‘Bread with Sand’ is Suitable for Human Consumption, say Las Tunas Authorities in Cuba

The wheat that arrived this month in Santiago de Cuba from Russia “has a high level of impurities”

“It feels like I’m chewing on ground glass,” is one of the consumers’ comments/ Facebook/Yandy Mesa Figueredo

14ymedio bigger14ymedio, Havana, 26 May 2024 — “It feels like I’m chewing ground glass,” “you can build a house with this,” “it’s sandy”… This is how hundreds of angry commentators describe the bread sold these days in Las Tunas’ rationed market. The widespread annoyance over the poor quality of the product has forced the local authorities to give an answer: the flour has “a high level of impurities” but is suitable for human consumption, they say.

“Does the bread from the bakery in Las Tunas have sand?” the local newspaper Periódico 26 inquired on its social media platforms on Saturday.
Several readers had sent their complaints to the official publication, which contacted the Food Industry’s management in the province due to the pressure. The officials’ response points to the low standards of the imported raw material.

“This May, a shipment of wheat from Russia arrived in the port of Santiago, it has a high level of impurities,” the management said.

“Does the bread from the state-owned bakery in Las Tunas have sand?” the local newspaper Periódico 26 inquired on its social media platforms on Saturday

“The technological characteristics” of the Cuban milling industry do not allow the total elimination of this residue that ends up, significantly, in the bread that the ’Tuneros’ [people from Las Tunas] put in their mouths.

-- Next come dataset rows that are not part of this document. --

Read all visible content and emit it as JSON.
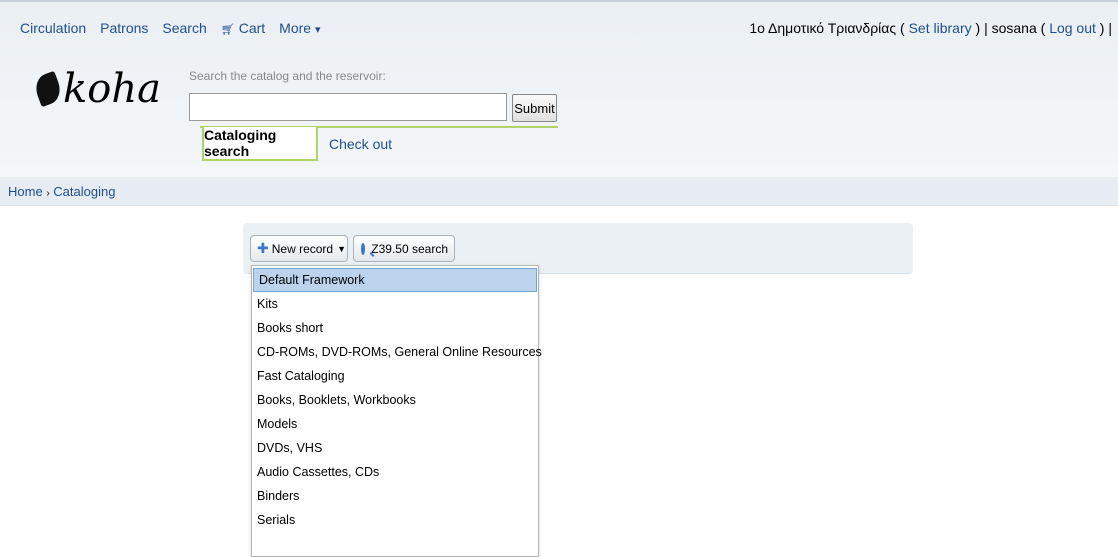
{
  "topnav": {
    "items": [
      "Circulation",
      "Patrons",
      "Search"
    ],
    "cart_label": "Cart",
    "more_label": "More",
    "more_icon": "▾",
    "cart_icon": "cart-icon"
  },
  "login": {
    "library": "1ο Δημοτικό Τριανδρίας",
    "open_paren": "(",
    "set_library": "Set library",
    "close_pipe": ") | sosana (",
    "log_out": "Log out",
    "end": ") |"
  },
  "logo": {
    "text": "koha"
  },
  "search": {
    "label": "Search the catalog and the reservoir:",
    "value": "",
    "submit": "Submit"
  },
  "tabs": {
    "active": "Cataloging search",
    "checkout": "Check out"
  },
  "breadcrumb": {
    "home": "Home",
    "separator": "›",
    "current": "Cataloging"
  },
  "toolbar": {
    "new_record": "New record",
    "z3950": "Z39.50 search"
  },
  "menu": {
    "items": [
      "Default Framework",
      "Kits",
      "Books short",
      "CD-ROMs, DVD-ROMs, General Online Resources",
      "Fast Cataloging",
      "Books, Booklets, Workbooks",
      "Models",
      "DVDs, VHS",
      "Audio Cassettes, CDs",
      "Binders",
      "Serials"
    ],
    "selected_index": 0
  },
  "colors": {
    "link": "#1f4f8f",
    "tab_border": "#b0d36a",
    "selected_bg": "#bcd3ee"
  }
}
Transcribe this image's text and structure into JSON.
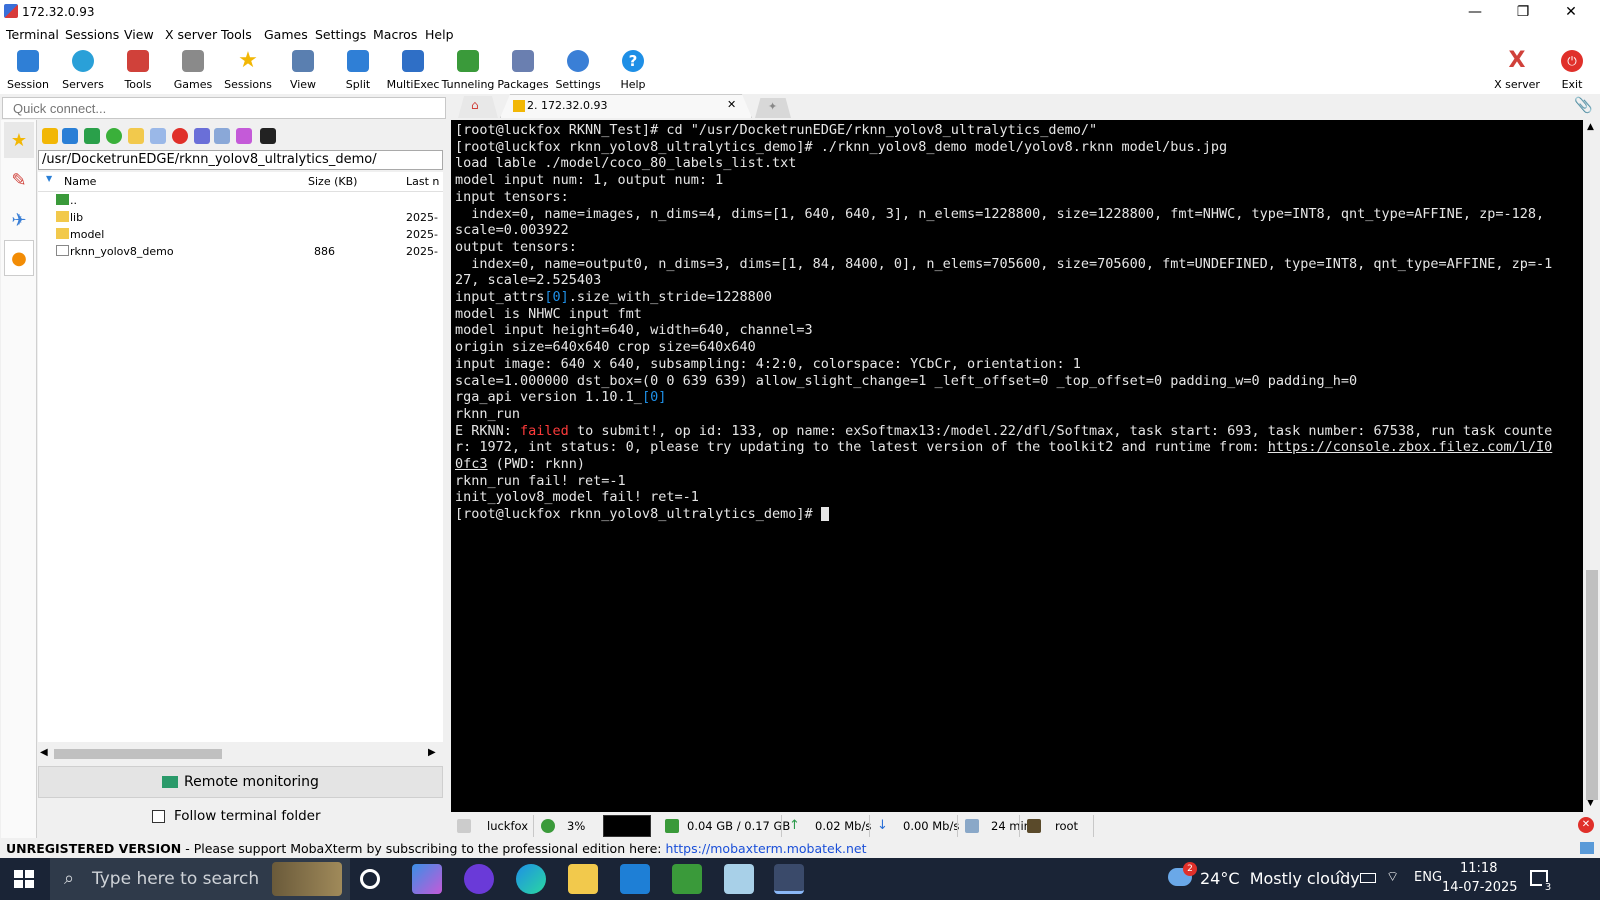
{
  "window": {
    "title": "172.32.0.93",
    "minimize": "—",
    "maximize": "❐",
    "close": "✕"
  },
  "menubar": [
    "Terminal",
    "Sessions",
    "View",
    "X server",
    "Tools",
    "Games",
    "Settings",
    "Macros",
    "Help"
  ],
  "toolbar": {
    "items": [
      {
        "label": "Session",
        "icon": "session-icon",
        "color": "#2f7fd6"
      },
      {
        "label": "Servers",
        "icon": "servers-icon",
        "color": "#2aa0d8"
      },
      {
        "label": "Tools",
        "icon": "tools-icon",
        "color": "#d0413a"
      },
      {
        "label": "Games",
        "icon": "games-icon",
        "color": "#8a8a8a"
      },
      {
        "label": "Sessions",
        "icon": "star-icon",
        "color": "#f2b705"
      },
      {
        "label": "View",
        "icon": "view-icon",
        "color": "#5a7fb0"
      },
      {
        "label": "Split",
        "icon": "split-icon",
        "color": "#2f7fd6"
      },
      {
        "label": "MultiExec",
        "icon": "multiexec-icon",
        "color": "#2f6fc6"
      },
      {
        "label": "Tunneling",
        "icon": "tunneling-icon",
        "color": "#3a9a3a"
      },
      {
        "label": "Packages",
        "icon": "packages-icon",
        "color": "#6a7fb0"
      },
      {
        "label": "Settings",
        "icon": "settings-icon",
        "color": "#3a7fd6"
      },
      {
        "label": "Help",
        "icon": "help-icon",
        "color": "#1e8fe6"
      }
    ],
    "xserver_label": "X server",
    "exit_label": "Exit"
  },
  "quick_connect": {
    "placeholder": "Quick connect..."
  },
  "sftp": {
    "path": "/usr/DocketrunEDGE/rknn_yolov8_ultralytics_demo/",
    "columns": {
      "name": "Name",
      "size": "Size (KB)",
      "last": "Last n"
    },
    "rows": [
      {
        "name": "..",
        "size": "",
        "date": ""
      },
      {
        "name": "lib",
        "size": "",
        "date": "2025-"
      },
      {
        "name": "model",
        "size": "",
        "date": "2025-"
      },
      {
        "name": "rknn_yolov8_demo",
        "size": "886",
        "date": "2025-"
      }
    ],
    "remote_monitoring": "Remote monitoring",
    "follow_terminal": "Follow terminal folder"
  },
  "tabs": {
    "active": "2. 172.32.0.93"
  },
  "terminal": {
    "lines": [
      [
        {
          "t": "[root@luckfox RKNN_Test]# cd \"/usr/DocketrunEDGE/rknn_yolov8_ultralytics_demo/\""
        }
      ],
      [
        {
          "t": "[root@luckfox rknn_yolov8_ultralytics_demo]# ./rknn_yolov8_demo model/yolov8.rknn model/bus.jpg"
        }
      ],
      [
        {
          "t": "load lable ./model/coco_80_labels_list.txt"
        }
      ],
      [
        {
          "t": "model input num: 1, output num: 1"
        }
      ],
      [
        {
          "t": "input tensors:"
        }
      ],
      [
        {
          "t": "  index=0, name=images, n_dims=4, dims=[1, 640, 640, 3], n_elems=1228800, size=1228800, fmt=NHWC, type=INT8, qnt_type=AFFINE, zp=-128,"
        }
      ],
      [
        {
          "t": "scale=0.003922"
        }
      ],
      [
        {
          "t": "output tensors:"
        }
      ],
      [
        {
          "t": "  index=0, name=output0, n_dims=3, dims=[1, 84, 8400, 0], n_elems=705600, size=705600, fmt=UNDEFINED, type=INT8, qnt_type=AFFINE, zp=-1"
        }
      ],
      [
        {
          "t": "27, scale=2.525403"
        }
      ],
      [
        {
          "t": "input_attrs"
        },
        {
          "t": "[0]",
          "c": "#1e8fe6"
        },
        {
          "t": ".size_with_stride=1228800"
        }
      ],
      [
        {
          "t": "model is NHWC input fmt"
        }
      ],
      [
        {
          "t": "model input height=640, width=640, channel=3"
        }
      ],
      [
        {
          "t": "origin size=640x640 crop size=640x640"
        }
      ],
      [
        {
          "t": "input image: 640 x 640, subsampling: 4:2:0, colorspace: YCbCr, orientation: 1"
        }
      ],
      [
        {
          "t": "scale=1.000000 dst_box=(0 0 639 639) allow_slight_change=1 _left_offset=0 _top_offset=0 padding_w=0 padding_h=0"
        }
      ],
      [
        {
          "t": "rga_api version 1.10.1_"
        },
        {
          "t": "[0]",
          "c": "#1e8fe6"
        }
      ],
      [
        {
          "t": "rknn_run"
        }
      ],
      [
        {
          "t": "E RKNN: "
        },
        {
          "t": "failed",
          "c": "#ff3b3b"
        },
        {
          "t": " to submit!, op id: 133, op name: exSoftmax13:/model.22/dfl/Softmax, task start: 693, task number: 67538, run task counte"
        }
      ],
      [
        {
          "t": "r: 1972, int status: 0, please try updating to the latest version of the toolkit2 and runtime from: "
        },
        {
          "t": "https://console.zbox.filez.com/l/I0",
          "u": true
        }
      ],
      [
        {
          "t": "0fc3",
          "u": true
        },
        {
          "t": " (PWD: rknn)"
        }
      ],
      [
        {
          "t": "rknn_run fail! ret=-1"
        }
      ],
      [
        {
          "t": "init_yolov8_model fail! ret=-1"
        }
      ],
      [
        {
          "t": "[root@luckfox rknn_yolov8_ultralytics_demo]# "
        }
      ]
    ]
  },
  "status": {
    "host": "luckfox",
    "cpu": "3%",
    "mem": "0.04 GB / 0.17 GB",
    "up": "0.02 Mb/s",
    "down": "0.00 Mb/s",
    "uptime": "24 min",
    "user": "root"
  },
  "unregistered": {
    "label": "UNREGISTERED VERSION",
    "message": " -  Please support MobaXterm by subscribing to the professional edition here: ",
    "link": "https://mobaxterm.mobatek.net"
  },
  "taskbar": {
    "search_placeholder": "Type here to search",
    "weather_badge": "2",
    "weather": "24°C  Mostly cloudy",
    "lang": "ENG",
    "time": "11:18",
    "date": "14-07-2025",
    "notifications": "3"
  }
}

“When you chew, you feel a grainy, sandy sensation,” they said in their statement to Periódico 26, although they added that “the flour is being systematically monitored in the mill’s laboratories in Santiago de Cuba; and laboratory tests in Las Tunas’ soil corroborated that it is suitable for human consumption.”

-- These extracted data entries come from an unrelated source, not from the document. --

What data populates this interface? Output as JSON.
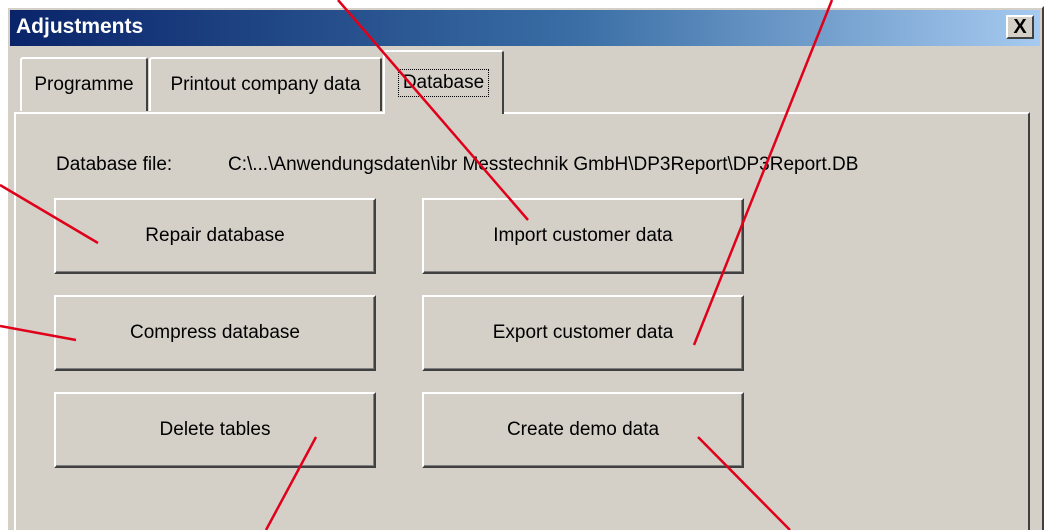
{
  "window": {
    "title": "Adjustments",
    "close_label": "X"
  },
  "tabs": [
    {
      "label": "Programme"
    },
    {
      "label": "Printout company data"
    },
    {
      "label": "Database"
    }
  ],
  "database": {
    "file_label": "Database file:",
    "file_path": "C:\\...\\Anwendungsdaten\\ibr Messtechnik GmbH\\DP3Report\\DP3Report.DB"
  },
  "buttons": {
    "repair": "Repair database",
    "compress": "Compress database",
    "delete": "Delete tables",
    "import": "Import customer data",
    "export": "Export customer data",
    "demo": "Create demo data"
  },
  "colors": {
    "annotation": "#e0001a",
    "title_bar_start": "#0a246a",
    "title_bar_end": "#a6caf0",
    "face": "#d4d0c8"
  }
}
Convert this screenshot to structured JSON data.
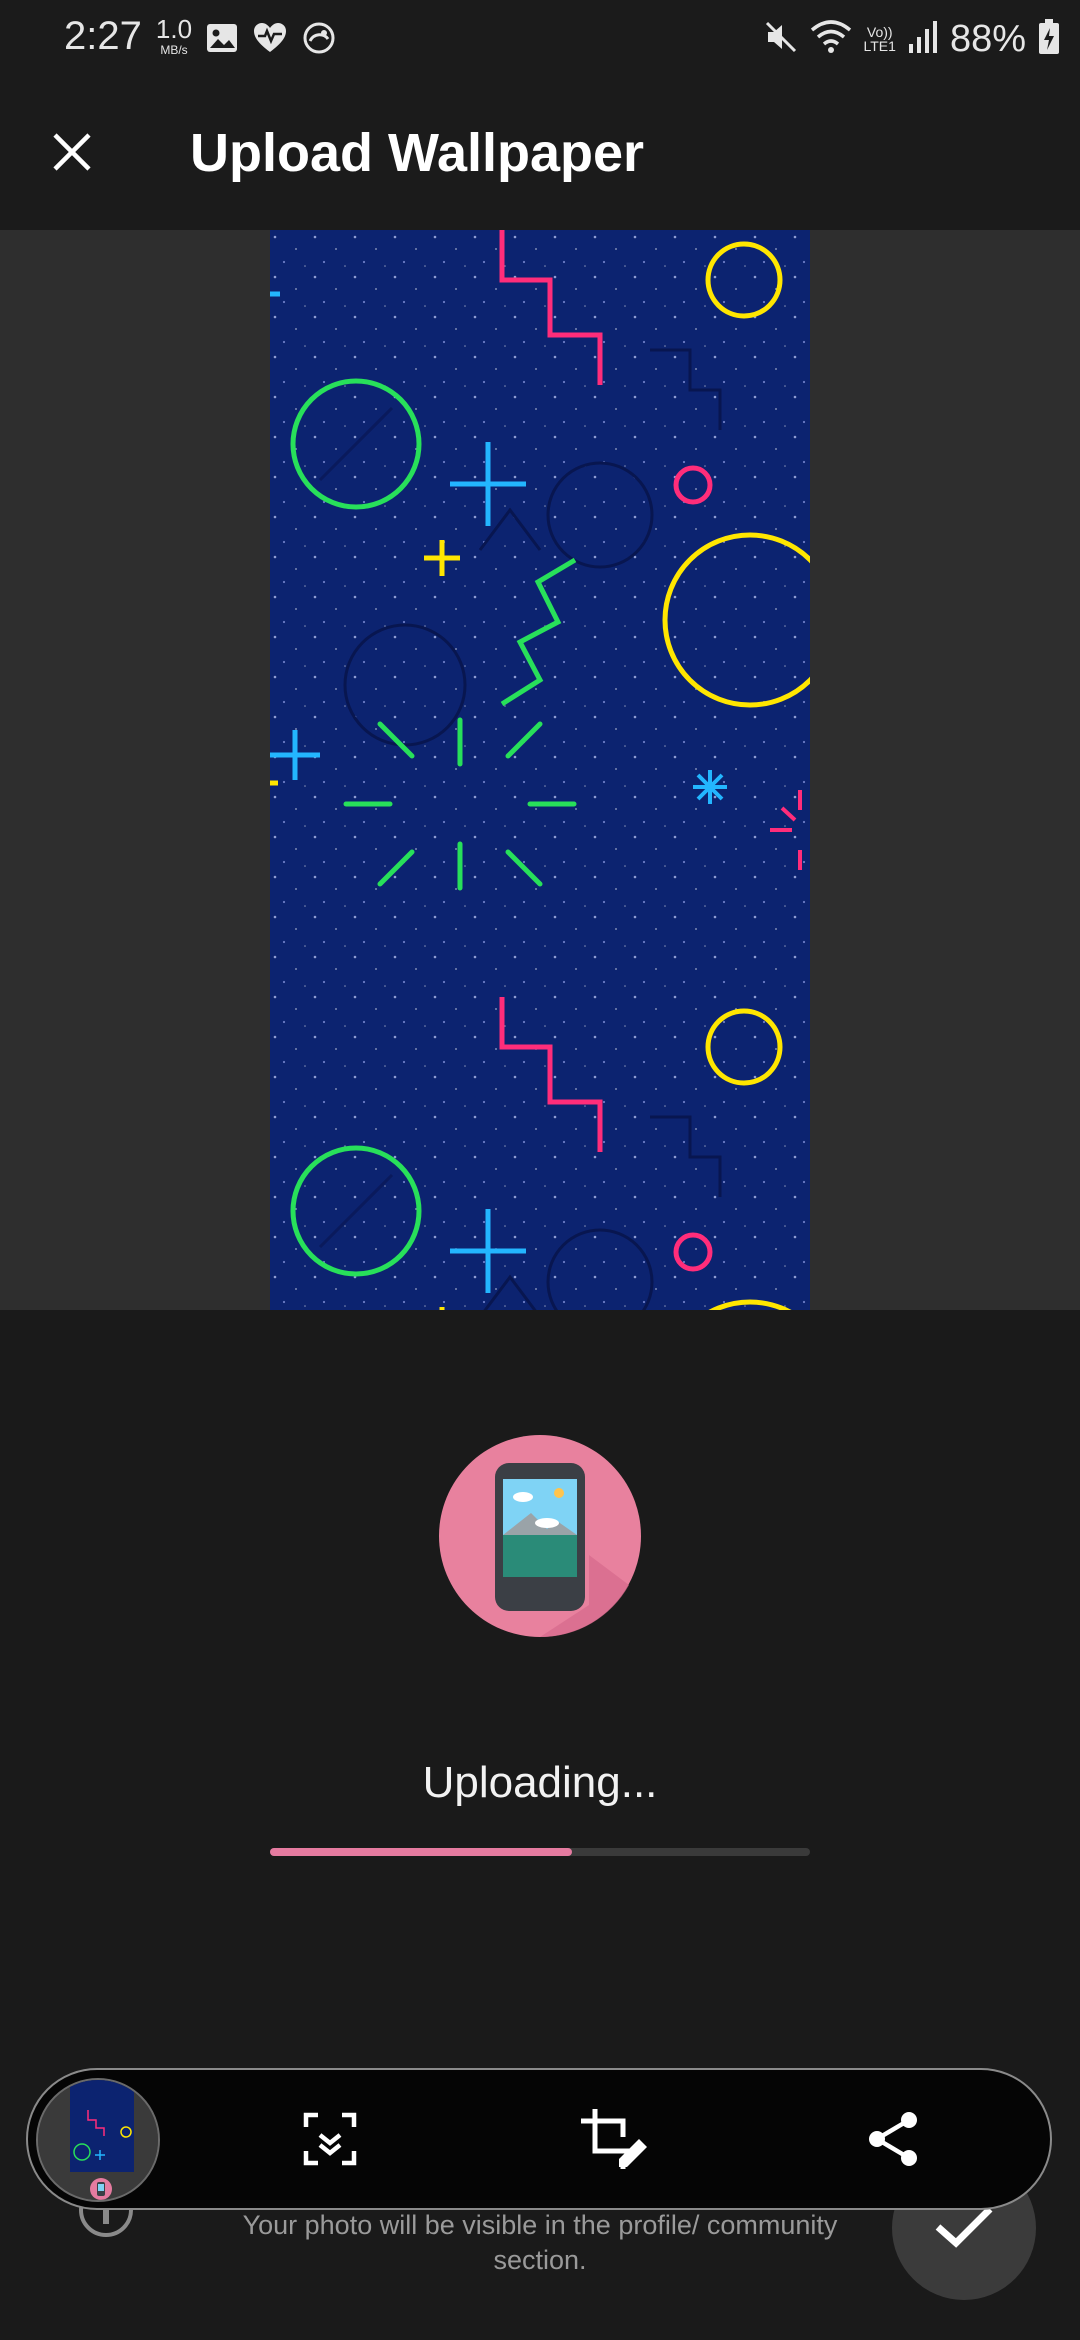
{
  "status_bar": {
    "time": "2:27",
    "net_speed_value": "1.0",
    "net_speed_unit": "MB/s",
    "network_label_top": "Vo))",
    "network_label_bottom": "LTE1",
    "battery": "88%"
  },
  "app_bar": {
    "title": "Upload Wallpaper",
    "close_icon": "close-icon"
  },
  "upload": {
    "status_text": "Uploading...",
    "progress": 0.56,
    "icon": "phone-wallpaper-icon"
  },
  "footer": {
    "note": "Your photo will be visible in the profile/ community section."
  },
  "toolbar": {
    "thumbnail_icon": "wallpaper-thumbnail",
    "actions": [
      {
        "name": "fit-screen-icon"
      },
      {
        "name": "crop-edit-icon"
      },
      {
        "name": "share-icon"
      }
    ]
  },
  "colors": {
    "background": "#1a1a1a",
    "accent_pink": "#e57ba0",
    "wallpaper_blue": "#0c2370"
  }
}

The officials’ words seem to have added yeast to the customers’ dissatisfaction, who do not conceive that a food with such poor quality is marketed. This is made with wheat from Russia “collected on the ground, a waste from the industry destined for animals,” concludes an outraged user who identifies himself as Camilo Agramonte. “It is totally disrespectful, collecting garbage from other countries and distributing it to the Cuban people,” he said to drive home his point.

Along the same lines, there are angry messages from other consumers who have already tried the product.”It is quite unpleasant to eat that bread,” says María Mercedes Peña, who recommends sending the product “to the tourist resorts” to see if the customers in those hotels want to eat the food with a texture that children reject and adults consume because “there is nothing else.”

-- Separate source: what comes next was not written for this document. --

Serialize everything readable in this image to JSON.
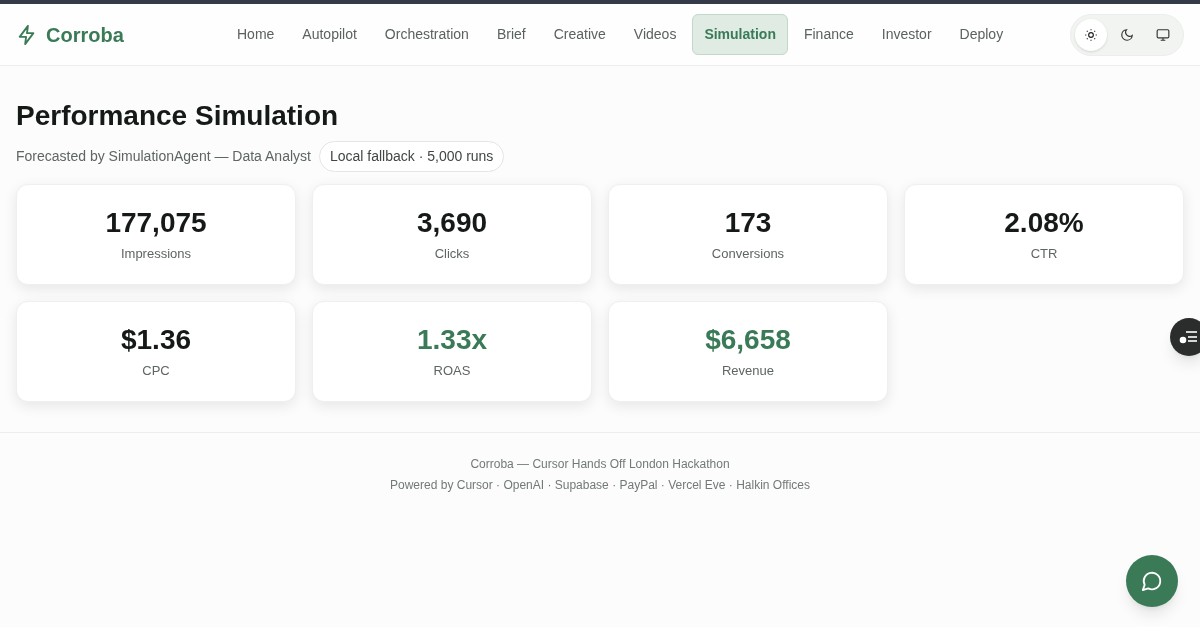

Other Internet users describe the glossary of problems that the province is going through, such as the long blackouts, the lack of fuel that severely hampers the transport of people and goods, and “now this, bread is no longer bread,” summarizes one of those affected. “It’s better if they don’t sell anything because that bread is bad, it’s humiliating to the people.”

“It is totally disrespectful, collecting garbage from other countries and distributing it to the Cuban people,” he said.

According to Miguel Perez, this happens “because that flour is given away or was bought at animal feed prices. In sum, for us, pigs, anything is good,” an idea that is repeated throughout all the opinions that the text has generated, illustrated with an image of some buns that “do not resemble at all” the product causing the controversy, denounce the Internet users.

Neither the administrators of Periódico 26’s social media nor the managers of the Food Industry have confronted the barrage of criticism. In less than 20 hours, the publication has more than a hundred comments, none of them in support of or with any sign of understanding the sector’s authorities.

The problem seems to have no solution in the short term. The situation of the mills in Cuba is extremely precarious, according to the authorities. Last April they estimated that six million dollars were needed to maintain them. But only 23% of that amount has been secured in the last five years.

Yanet Lomba Estupiñán, Cuban Milling Company’s technical director, said on national television that the technology used is mostly European, without specifying the country – which could be Russia – and that its exploitation is already more than 20 years old. The machinery’s old age is compounded by a lack of funding, resulting in only 700 tons a day being processed, when its actual capacity is 1,000 tons.